The SIA involved a four-year process in parallel with the ACP-EU trade negotiations.

The EU-ACP SIA was undertaken in parallel with the EPA trade negotiations, between December 2002 and December 2006. The SIA team employed a framework methodology developed in the first phase of the SIA to undertake six sector studies on a range of issues, one in each of the ACP regional negotiating configurations:

  • Horticulture in Eastern and Southern Africa (ESA)
  • Rules of origin in the Southern African Development Community (SADC) Group
  • Financial services in Central Africa
  • Agro-industry in Western Africa
  • Tourism services in the Caribbean
  • Fisheries in the Pacific

Stakeholder participation was an important element of the SIA process.

An important element of the SIA was public participation throughout the process to disseminate information, raise awareness, increase transparency, and ensure that the work is relevant and responds to the major concerns of stakeholders. This involved the development of a sustained dialogue with stakeholders, in a range of fora, about issues related to sustainability and the EPAs.

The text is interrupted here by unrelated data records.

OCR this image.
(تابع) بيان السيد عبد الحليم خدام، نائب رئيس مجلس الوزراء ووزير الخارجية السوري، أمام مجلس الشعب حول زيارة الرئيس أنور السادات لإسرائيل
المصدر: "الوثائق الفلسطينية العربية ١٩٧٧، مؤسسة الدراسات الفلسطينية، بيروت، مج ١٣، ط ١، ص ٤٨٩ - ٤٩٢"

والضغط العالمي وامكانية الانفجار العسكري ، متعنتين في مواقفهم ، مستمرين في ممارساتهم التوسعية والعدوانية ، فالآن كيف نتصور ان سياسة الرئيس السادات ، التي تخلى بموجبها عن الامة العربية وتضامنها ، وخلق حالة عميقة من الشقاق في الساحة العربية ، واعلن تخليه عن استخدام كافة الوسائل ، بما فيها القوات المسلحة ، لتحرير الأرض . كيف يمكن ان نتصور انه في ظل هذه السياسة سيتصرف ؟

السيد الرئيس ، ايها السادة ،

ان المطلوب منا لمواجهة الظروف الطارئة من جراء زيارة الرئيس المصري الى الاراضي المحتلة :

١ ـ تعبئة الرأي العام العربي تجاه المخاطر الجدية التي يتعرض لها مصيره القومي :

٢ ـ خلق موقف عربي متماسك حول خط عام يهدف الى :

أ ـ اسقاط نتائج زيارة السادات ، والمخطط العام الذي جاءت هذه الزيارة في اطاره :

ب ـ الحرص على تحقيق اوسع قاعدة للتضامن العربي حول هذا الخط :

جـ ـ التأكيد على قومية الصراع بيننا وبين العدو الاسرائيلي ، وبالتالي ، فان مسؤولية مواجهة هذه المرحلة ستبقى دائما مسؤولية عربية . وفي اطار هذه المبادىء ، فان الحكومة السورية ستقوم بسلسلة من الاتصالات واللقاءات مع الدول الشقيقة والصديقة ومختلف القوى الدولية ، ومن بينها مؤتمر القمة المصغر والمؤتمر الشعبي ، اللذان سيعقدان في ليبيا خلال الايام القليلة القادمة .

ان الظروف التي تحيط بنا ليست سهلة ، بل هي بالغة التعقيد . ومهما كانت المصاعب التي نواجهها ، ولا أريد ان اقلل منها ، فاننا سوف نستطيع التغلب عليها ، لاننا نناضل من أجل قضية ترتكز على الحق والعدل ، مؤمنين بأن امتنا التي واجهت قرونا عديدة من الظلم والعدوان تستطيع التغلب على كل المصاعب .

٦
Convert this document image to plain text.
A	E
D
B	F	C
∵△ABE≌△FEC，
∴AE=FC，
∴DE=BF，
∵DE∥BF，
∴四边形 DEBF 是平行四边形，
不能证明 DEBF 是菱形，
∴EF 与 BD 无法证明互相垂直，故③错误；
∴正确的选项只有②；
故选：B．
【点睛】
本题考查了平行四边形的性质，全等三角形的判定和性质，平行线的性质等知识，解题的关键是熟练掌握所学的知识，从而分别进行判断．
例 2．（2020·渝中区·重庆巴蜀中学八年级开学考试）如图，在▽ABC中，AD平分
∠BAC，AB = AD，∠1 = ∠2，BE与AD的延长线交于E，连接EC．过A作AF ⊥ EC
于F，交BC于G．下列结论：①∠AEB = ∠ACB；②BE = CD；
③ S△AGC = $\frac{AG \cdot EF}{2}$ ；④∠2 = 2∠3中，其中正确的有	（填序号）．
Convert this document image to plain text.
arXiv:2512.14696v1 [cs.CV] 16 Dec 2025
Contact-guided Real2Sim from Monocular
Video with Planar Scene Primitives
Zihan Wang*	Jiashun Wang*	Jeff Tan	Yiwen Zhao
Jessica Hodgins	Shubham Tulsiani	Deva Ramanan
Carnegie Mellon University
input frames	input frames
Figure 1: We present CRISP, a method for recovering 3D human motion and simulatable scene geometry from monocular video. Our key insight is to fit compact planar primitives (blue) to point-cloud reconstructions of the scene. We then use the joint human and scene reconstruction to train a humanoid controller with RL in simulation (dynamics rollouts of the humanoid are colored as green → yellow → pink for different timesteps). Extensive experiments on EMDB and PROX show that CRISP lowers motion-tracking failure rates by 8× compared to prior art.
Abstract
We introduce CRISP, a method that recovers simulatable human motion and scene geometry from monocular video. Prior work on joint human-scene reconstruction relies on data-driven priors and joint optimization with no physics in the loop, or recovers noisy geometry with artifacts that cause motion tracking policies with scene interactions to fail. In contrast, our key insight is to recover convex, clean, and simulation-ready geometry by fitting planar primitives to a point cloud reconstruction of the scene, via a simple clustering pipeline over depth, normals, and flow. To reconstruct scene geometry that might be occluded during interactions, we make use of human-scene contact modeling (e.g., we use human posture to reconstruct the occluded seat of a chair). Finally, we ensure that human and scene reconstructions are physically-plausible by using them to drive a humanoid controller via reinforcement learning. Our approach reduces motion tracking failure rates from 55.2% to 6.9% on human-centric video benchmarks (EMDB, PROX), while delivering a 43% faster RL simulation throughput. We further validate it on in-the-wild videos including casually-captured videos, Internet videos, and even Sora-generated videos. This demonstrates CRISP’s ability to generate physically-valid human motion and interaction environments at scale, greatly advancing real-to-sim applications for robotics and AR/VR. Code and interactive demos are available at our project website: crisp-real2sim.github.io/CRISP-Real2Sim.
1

Stakeholders were involved through various means: electronic mechanisms such as a dedicated Internet website or electronic discussion groups; stakeholder workshops in the EU and ACP regions to present and discuss the preliminary findings of the SIA. Over the four-year period, the SIA consortium made presentations at more that 30 meetings bringing together a broad range of stakeholders including trade negotiators and experts as well as representatives from private sector, trade unions or non-governmental organisations (NGO) in the EU and across the ACP.